The hope and joy that is found in Jesus Christ, who is working all things for the good of those who love Him, is enough to carry me. 
We know this. But the truth is, we all forget. I forget. Life’s hard stings and I question and I wrestle and I believe with all my heart that He will make it all beautiful one day, but can I open my eyes to see that He is making it beautiful now? Right this moment? Because as He pulls me closer to the center of His will, He is only pulling me closer to Him. As I choose to trust Him, again and again and again and again, He promises me that He is transforming me into His likeness. And closer to Him? That is the only place I really want to be.

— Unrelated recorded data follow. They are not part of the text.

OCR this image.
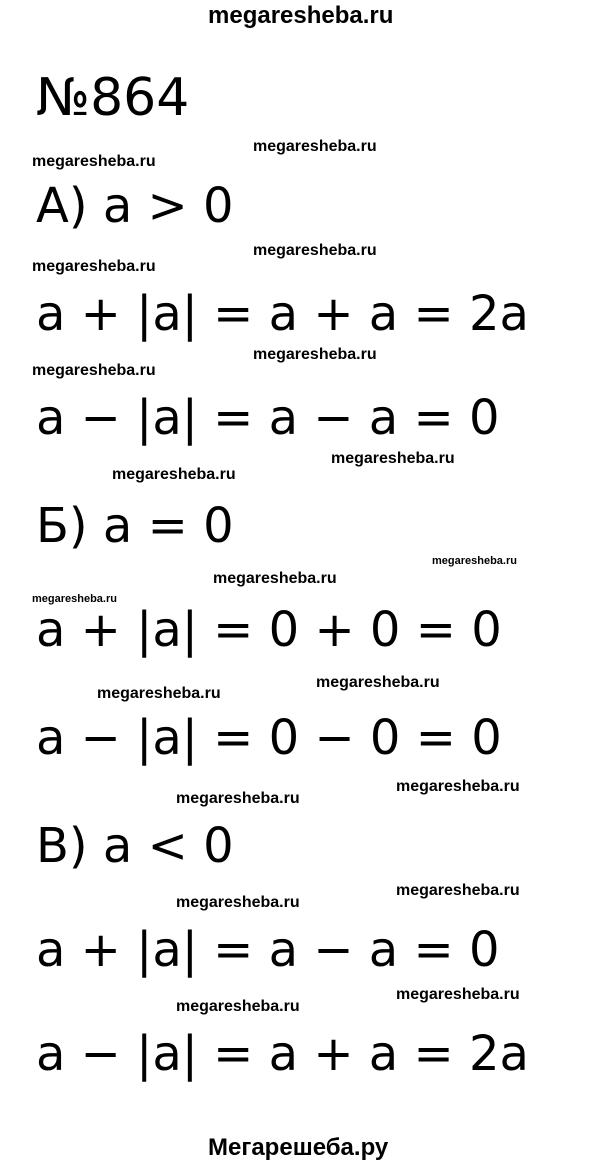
megaresheba.ru
№864
megaresheba.ru
megaresheba.ru
megaresheba.ru
megaresheba.ru
megaresheba.ru
megaresheba.ru
megaresheba.ru
megaresheba.ru
megaresheba.ru
megaresheba.ru
megaresheba.ru
megaresheba.ru
megaresheba.ru
megaresheba.ru
megaresheba.ru
megaresheba.ru
megaresheba.ru
megaresheba.ru
megaresheba.ru
А) a > 0
a + |a| = a + a = 2a
a − |a| = a − a = 0
Б) a = 0
a + |a| = 0 + 0 = 0
a − |a| = 0 − 0 = 0
В) a < 0
a + |a| = a − a = 0
a − |a| = a + a = 2a
Мегарешеба.ру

Stop fighting. Stop holding on so tightly to what you thought you needed for security. Come on out here to the center. He won’t let go. And it’s marvelous here.
 _____________________________________________________________

Lord, let me realize you're making everything beautiful today. And tomorrow. Thank you for pulling me closer to the center of Your will, closer to You. Help me let go.

Thank you for transforming me, daily.
 I'm thankful.

Saturday, March 01, 2014

Impossible with man, possible with God

I've been reading Absolute Surrender by Andrew Murray, and it's piercing my heart with every chapter I read.

These are some of the things that really stood out to me in a chapter called
IMPOSSIBLE WITH MAN, POSSIBLE WITH GOD

"Jesus replied, “What is impossible with man is possible with God.” - Luke 18:27

Many Christians are living a low life, a life of failure and of sin, instead of rest and victory, because they began to see: "I can't, it's impossible." They don't understand it fully and they give way to despair. They will do their best but they never expect to get on very far. 

Not only do we need to delight in the law of God after the inward man, and will what God wills, but we need a divine omnipotence to work it in us. "For it is God who works in you to will and to act in order to fulfill his good purpose." - Philippians 2:13
When God has worked the renewed will, God will give the power to accomplish what that will desires.

Our religious life is to be a series of impossibilities made possible and actual by God's almighty power. We need the whole God's omnipotence to keep us right and to live like a Christian.
The whole Christianity is a work of God's omnipotence - look at Jesus' birth (With God nothing is impossible - Luke 1:37), Jesus' resurrection... It was according to the exceeding greatness of His mighty power that God raised Christ from the dead. Look at creation of the world, creation of light out of darkness, creation of man. 
What about God's omnipotence in the works of redemption? God trained Abraham to trust Him as the omnipotent One; whether it was his going out to a land that he didn't know, or whether it was his faith in waiting 25 years for a son in his old age, against all hope, or whether it was the raising up of Isaac from the dead on Mount Moriah when he was going to sacrifice him - Abraham believed God. He was strong in faith, giving glory to God, because he accounted Him who had promised able to perform.

The cause of the weakness of our Christian life is that we want to work it out partly, and to let God help us. And that cannot be. We must come to be utterly helpless, to let God work, and God will work gloriously. Moses, Joshua... all God's servants in the OT counted upon the omnipotence of God doing impossibilities. And this God lives today!
I can do nothing. God must + will do all.
Let our hearts say, "Glory to God, the Omnipotent One, who can do above what we dare to ask or think!"

Never pray without adoring His omnipotence. The answer to the prayer will come, and like Abraham you will become strong in faith, giving glory to God, because you account Him who had promised able to perform.